Günther Oettinger über Gerhard Schröder und Russland: Weitere Sanktionen nicht angebracht

Günther Oettinger spricht über Russland, Gerhard Schröder und mögliche Einnahmen für die EU.
von  Detlef Drewes
Seit Jahren in der EU-Politik unterwegs: Günther Oettinger.
Seit Jahren in der EU-Politik unterwegs: Günther Oettinger. © dpa/Julien Warnand

AZ: Herr Oettinger, Sie haben immer wieder betont, dass die EU mehr Einnahmen braucht. Mit der Plastiksteuer, die Sie wollen, stoßen Sie aber nicht auf viel Gegenliebe. Hat die Abgabe noch eine Chance?
GÜNTHER OETTINGER:
Es geht nicht um die Plastiksteuer alleine.
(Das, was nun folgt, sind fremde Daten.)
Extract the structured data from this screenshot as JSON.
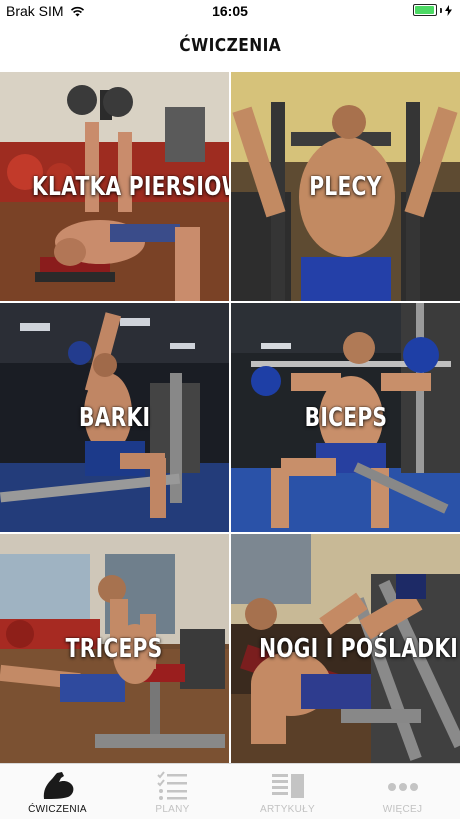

Meine Fachleute, aber auch andere Experten haben einen Katalog von Maßnahmen erstellt, der zehn Punkte umfasst, von denen ich zwei oder drei als machbar ansehe. Bisher ist es ja so: Zehn Prozent der Einnahmen der EU stammen aus Zöllen, weitere zehn Prozent aus Anteilen an der nationalen Umsatzsteuer sowie weitere nicht kalkulierbare Einnahmen wie Bußgelder aus Kartellverfahren. Der Rest sind Beiträge der Mitgliedstaaten. Ich würde gerne diese Abhängigkeit von den Etats der Länder etwas lösen, um die Staaten zu entlasten, aber gleichzeitig sichere Einnahmen zu generieren. Dabei kann eine Abgabe auf Plastik ein sinnvolles Instrument sein.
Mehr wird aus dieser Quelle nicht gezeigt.